Hadoop Multiple InputSplit to the same Map Task Research Notes

This post is a summary to my research into the source code of Hadoop. I was investigating what would be the easiest way to parallelize I/O, deserialization and computation in the same Map Task.

Currently, each Hadoop job tracker accepts a job from user and breaks it down into a large number of map tasks and a few reduce tasks. Each Map Task is assigned a single input split and process the assigned split in its own JVM. The input split is determined by a user specified input formatter and its size can be specified as an input argument in a Hadoop Job Driver (user defined main class).
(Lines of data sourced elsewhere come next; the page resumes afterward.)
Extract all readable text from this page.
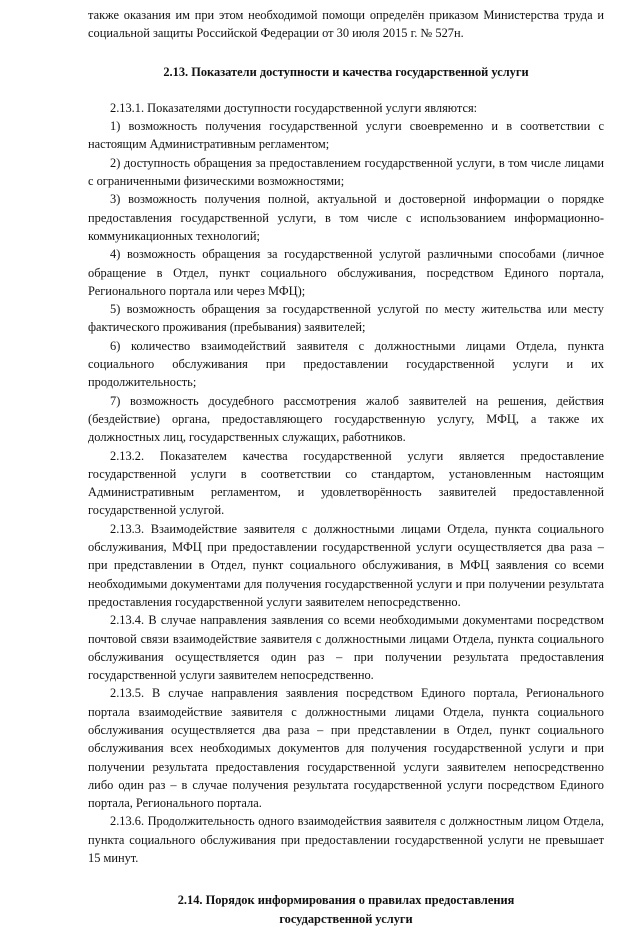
также оказания им при этом необходимой помощи определён приказом Министерства труда и социальной защиты Российской Федерации от 30 июля 2015 г. № 527н.

2.13. Показатели доступности и качества государственной услуги

2.13.1. Показателями доступности государственной услуги являются:

1) возможность получения государственной услуги своевременно и в соответствии с настоящим Административным регламентом;

2) доступность обращения за предоставлением государственной услуги, в том числе лицами с ограниченными физическими возможностями;

3) возможность получения полной, актуальной и достоверной информации о порядке предоставления государственной услуги, в том числе с использованием информационно-коммуникационных технологий;

4) возможность обращения за государственной услугой различными способами (личное обращение в Отдел, пункт социального обслуживания, посредством Единого портала, Регионального портала или через МФЦ);

5) возможность обращения за государственной услугой по месту жительства или месту фактического проживания (пребывания) заявителей;

6) количество взаимодействий заявителя с должностными лицами Отдела, пункта социального обслуживания при предоставлении государственной услуги и их продолжительность;

7) возможность досудебного рассмотрения жалоб заявителей на решения, действия (бездействие) органа, предоставляющего государственную услугу, МФЦ, а также их должностных лиц, государственных служащих, работников.

2.13.2. Показателем качества государственной услуги является предоставление государственной услуги в соответствии со стандартом, установленным настоящим Административным регламентом, и удовлетворённость заявителей предоставленной государственной услугой.

2.13.3. Взаимодействие заявителя с должностными лицами Отдела, пункта социального обслуживания, МФЦ при предоставлении государственной услуги осуществляется два раза – при представлении в Отдел, пункт социального обслуживания, в МФЦ заявления со всеми необходимыми документами для получения государственной услуги и при получении результата предоставления государственной услуги заявителем непосредственно.

2.13.4. В случае направления заявления со всеми необходимыми документами посредством почтовой связи взаимодействие заявителя с должностными лицами Отдела, пункта социального обслуживания осуществляется один раз – при получении результата предоставления государственной услуги заявителем непосредственно.

2.13.5. В случае направления заявления посредством Единого портала, Регионального портала взаимодействие заявителя с должностными лицами Отдела, пункта социального обслуживания осуществляется два раза – при представлении в Отдел, пункт социального обслуживания всех необходимых документов для получения государственной услуги и при получении результата предоставления государственной услуги заявителем непосредственно либо один раз – в случае получения результата государственной услуги посредством Единого портала, Регионального портала.

2.13.6. Продолжительность одного взаимодействия заявителя с должностным лицом Отдела, пункта социального обслуживания при предоставлении государственной услуги не превышает 15 минут.

2.14. Порядок информирования о правилах предоставления
государственной услуги
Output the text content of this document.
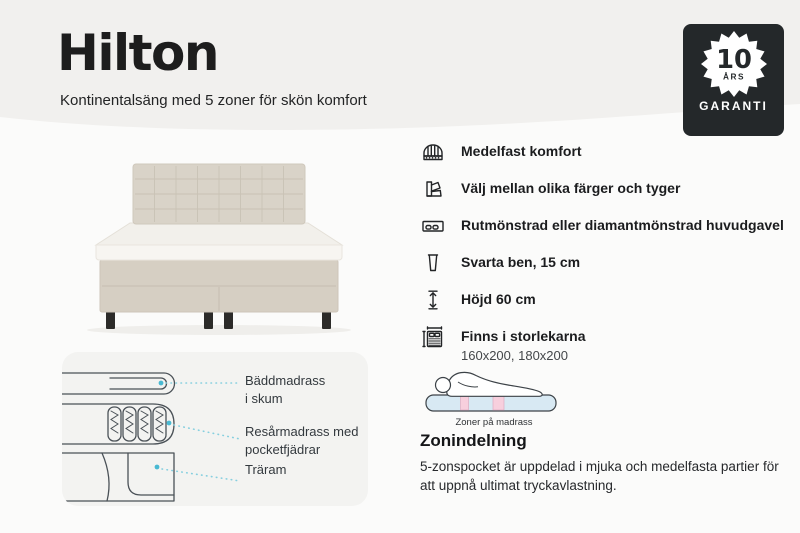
Hilton
Kontinentalsäng med 5 zoner för skön komfort
10
ÅRS
GARANTI
Medelfast komfort
Välj mellan olika färger och tyger
Rutmönstrad eller diamantmönstrad huvudgavel
Svarta ben, 15 cm
Höjd 60 cm
Finns i storlekarna
160x200, 180x200
Bäddmadrass
i skum
Resårmadrass med
pocketfjädrar
Träram
Zoner på madrass
Zonindelning
5-zonspocket är uppdelad i mjuka och medelfasta partier för att uppnå ultimat tryckavlastning.
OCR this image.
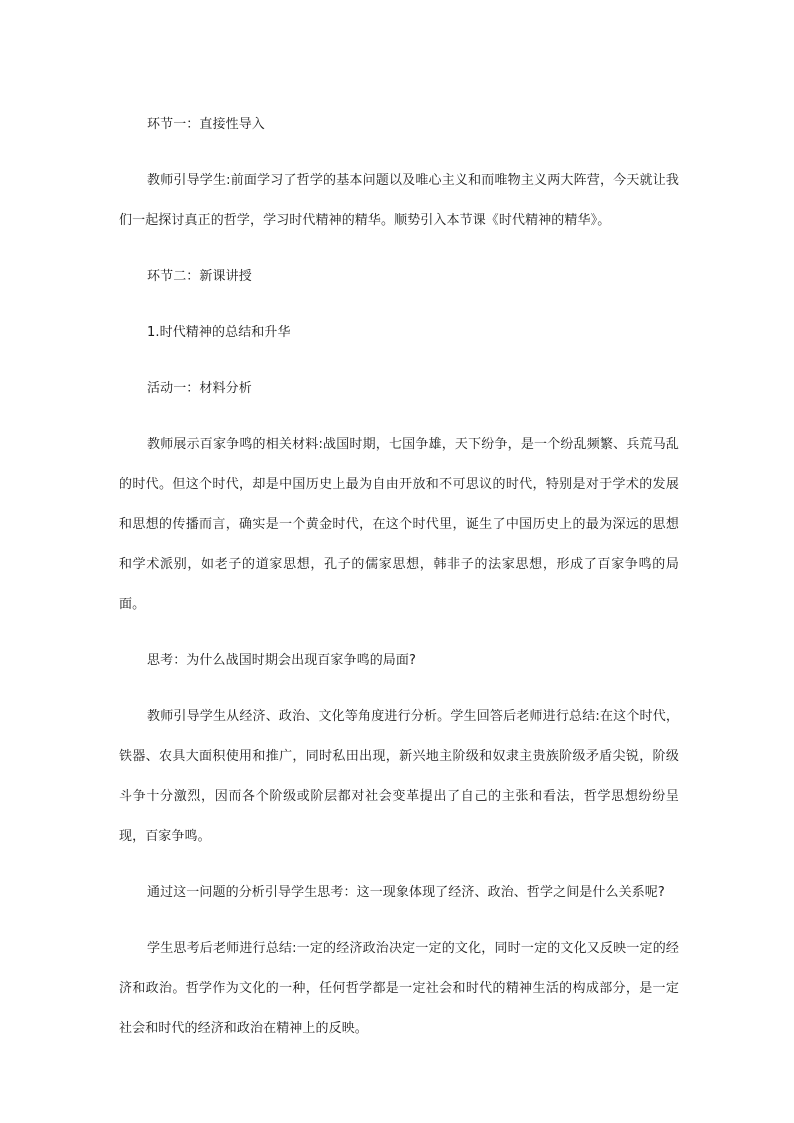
环节一：直接性导入

教师引导学生:前面学习了哲学的基本问题以及唯心主义和而唯物主义两大阵营，今天就让我们一起探讨真正的哲学，学习时代精神的精华。顺势引入本节课《时代精神的精华》。

环节二：新课讲授

1.时代精神的总结和升华

活动一：材料分析

教师展示百家争鸣的相关材料:战国时期，七国争雄，天下纷争，是一个纷乱频繁、兵荒马乱的时代。但这个时代，却是中国历史上最为自由开放和不可思议的时代，特别是对于学术的发展和思想的传播而言，确实是一个黄金时代，在这个时代里，诞生了中国历史上的最为深远的思想和学术派别，如老子的道家思想，孔子的儒家思想，韩非子的法家思想，形成了百家争鸣的局面。

思考：为什么战国时期会出现百家争鸣的局面?

教师引导学生从经济、政治、文化等角度进行分析。学生回答后老师进行总结:在这个时代，铁器、农具大面积使用和推广，同时私田出现，新兴地主阶级和奴隶主贵族阶级矛盾尖锐，阶级斗争十分激烈，因而各个阶级或阶层都对社会变革提出了自己的主张和看法，哲学思想纷纷呈现，百家争鸣。

通过这一问题的分析引导学生思考：这一现象体现了经济、政治、哲学之间是什么关系呢?

学生思考后老师进行总结:一定的经济政治决定一定的文化，同时一定的文化又反映一定的经济和政治。哲学作为文化的一种，任何哲学都是一定社会和时代的精神生活的构成部分，是一定社会和时代的经济和政治在精神上的反映。
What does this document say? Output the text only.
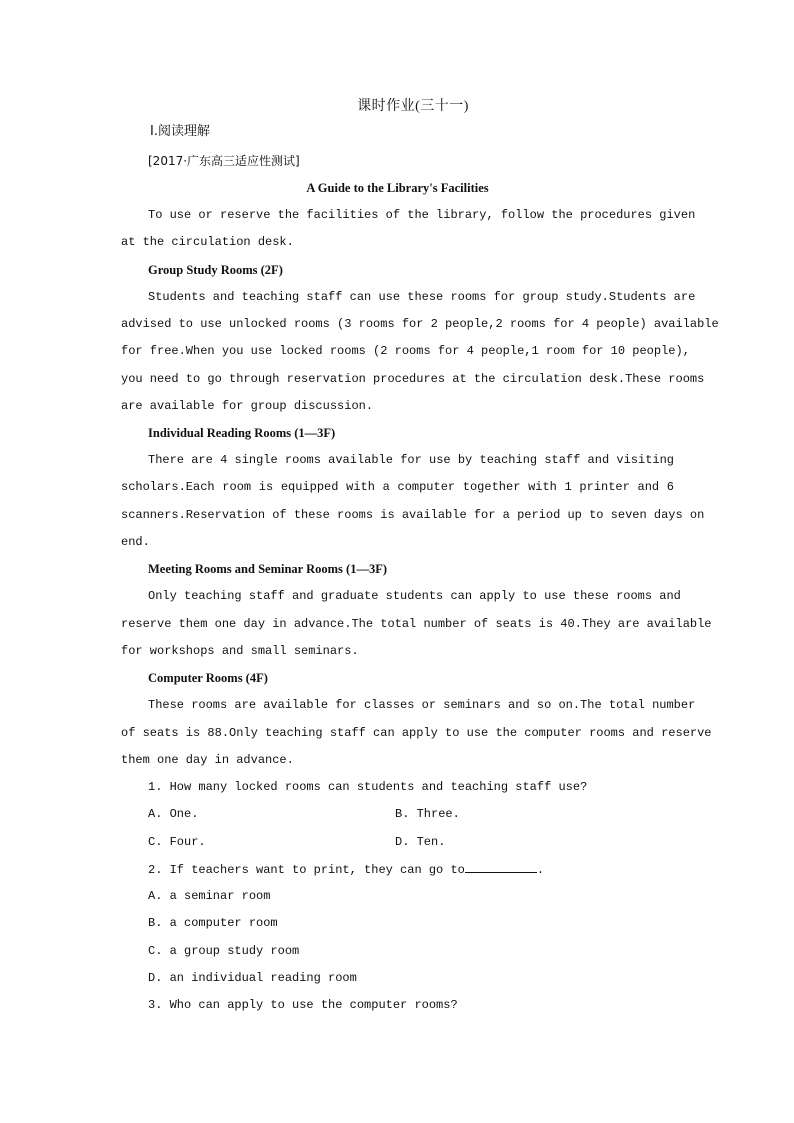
课时作业(三十一)
Ⅰ.阅读理解
[2017·广东高三适应性测试]
A Guide to the Library's Facilities
To use or reserve the facilities of the library, follow the procedures given
at the circulation desk.
Group Study Rooms (2F)
Students and teaching staff can use these rooms for group study.Students are
advised to use unlocked rooms (3 rooms for 2 people,2 rooms for 4 people) available
for free.When you use locked rooms (2 rooms for 4 people,1 room for 10 people),
you need to go through reservation procedures at the circulation desk.These rooms
are available for group discussion.
Individual Reading Rooms (1—3F)
There are 4 single rooms available for use by teaching staff and visiting
scholars.Each room is equipped with a computer together with 1 printer and 6
scanners.Reservation of these rooms is available for a period up to seven days on
end.
Meeting Rooms and Seminar Rooms (1—3F)
Only teaching staff and graduate students can apply to use these rooms and
reserve them one day in advance.The total number of seats is 40.They are available
for workshops and small seminars.
Computer Rooms (4F)
These rooms are available for classes or seminars and so on.The total number
of seats is 88.Only teaching staff can apply to use the computer rooms and reserve
them one day in advance.
1. How many locked rooms can students and teaching staff use?
A. One.	B. Three.
C. Four.	D. Ten.
2. If teachers want to print, they can go to	.
A. a seminar room
B. a computer room
C. a group study room
D. an individual reading room
3. Who can apply to use the computer rooms?
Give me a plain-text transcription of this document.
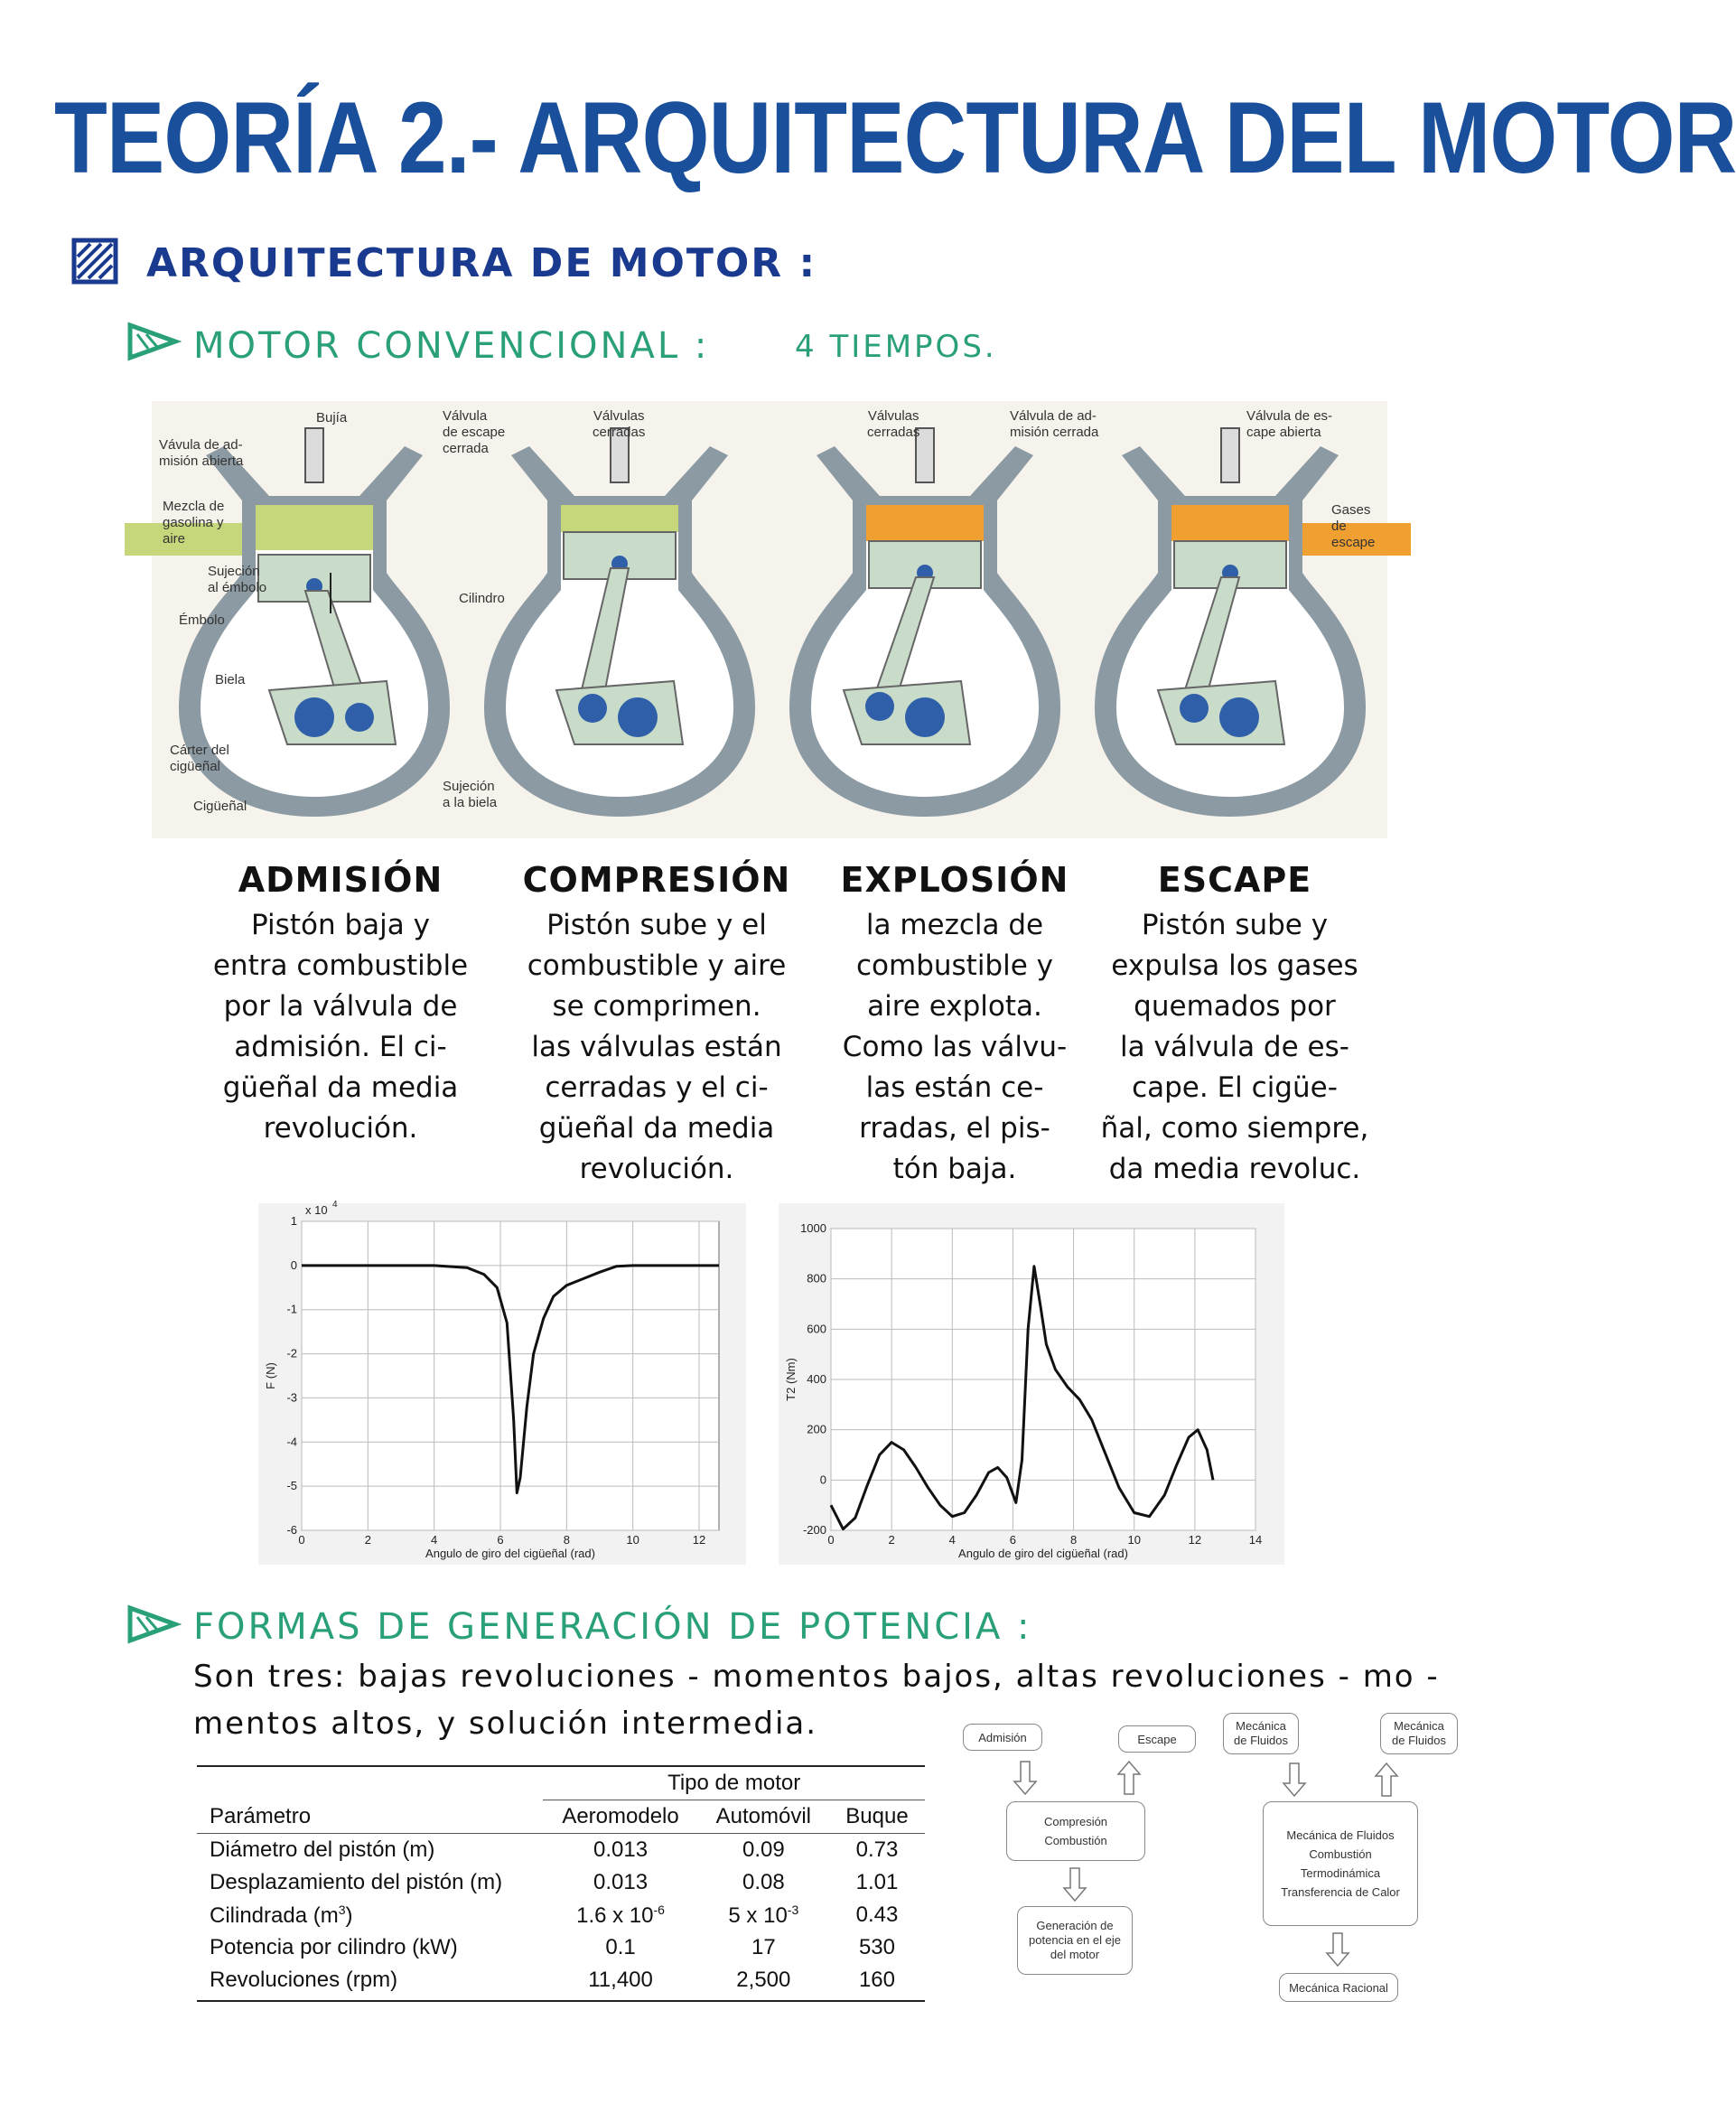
TEORÍA 2.- ARQUITECTURA DEL MOTOR
ARQUITECTURA DE MOTOR :
MOTOR CONVENCIONAL :	4 TIEMPOS.

Bujía

Vávula de ad-
misión abierta

Válvula
de escape
cerrada

Mezcla de
gasolina y
aire

Sujeción
al émbolo

Émbolo

Cilindro

Biela

Cárter del
cigüeñal

Cigüeñal

Sujeción
a la biela

Válvulas
cerradas

Válvulas
cerradas

Válvula de ad-
misión cerrada

Válvula de es-
cape abierta

Gases
de
escape

ADMISIÓN
Pistón baja y
entra combustible
por la válvula de
admisión. El ci-
güeñal da media
revolución.
COMPRESIÓN
Pistón sube y el
combustible y aire
se comprimen.
las válvulas están
cerradas y el ci-
güeñal da media
revolución.
EXPLOSIÓN
la mezcla de
combustible y
aire explota.
Como las válvu-
las están ce-
rradas, el pis-
tón baja.
ESCAPE
Pistón sube y
expulsa los gases
quemados por
la válvula de es-
cape. El cigüe-
ñal, como siempre,
da media revoluc.
0	2	4	6	8	10	12
1
0
-1
-2
-3
-4
-5
-6
Angulo de giro del cigüeñal (rad)
F (N)
x 10 4
0	2	4	6	8	10	12	14
1000
800
600
400
200
0
-200
Angulo de giro del cigüeñal (rad)
T2 (Nm)
FORMAS DE GENERACIÓN DE POTENCIA :
Son tres: bajas revoluciones - momentos bajos, altas revoluciones - mo -
mentos altos, y solución intermedia.
	Tipo de motor		
Parámetro	Aeromodelo	Automóvil	Buque
Diámetro del pistón (m)	0.013	0.09	0.73
Desplazamiento del pistón (m)	0.013	0.08	1.01
Cilindrada $(m^3)$	1.6 x $10^{-6}$	5 x $10^{-3}$	0.43
Potencia por cilindro (kW)	0.1	17	530
Revoluciones (rpm)	11,400	2,500	160
Admisión	Escape
Compresión
Combustión
Generación de potencia en el eje del motor
Mecánica de Fluidos
Mecánica de Fluidos
Mecánica de Fluidos
Combustión
Termodinámica
Transferencia de Calor
Mecánica Racional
The way Map Tasks are assigned to each node is through the task tracker process. There is one TaskTracker on each physical node. Each TaskTracker has the capacity information of the node, how many map tasks / reduce tasks can run in parallel.  It is responsible for communicating with the Job Tracker through a heartbeat signal and request tasks when it has a free slot.

TaskTracker has a TaskLauncher, TaskLauncher has a run method

TaskTracker.TaskLauncher.run()


public void run() {

while (!Thread.interrupted()) {

try {

TaskInProgress tip;

Task task;

synchronized (tasksToLaunch) {

while (tasksToLaunch.isEmpty()) {

tasksToLaunch.wait();

}

//get the TIP

tip = tasksToLaunch.remove(0);

task = tip.getTask();

LOG.info("Trying to launch : " + tip.getTask().getTaskID() +

" which needs " + task.getNumSlotsRequired() + " slots");

}

//wait for free slots to run

synchronized (numFreeSlots) {

boolean canLaunch = true;

while (numFreeSlots.get() < task.getNumSlotsRequired()) {

//Make sure that there is no kill task action for this task!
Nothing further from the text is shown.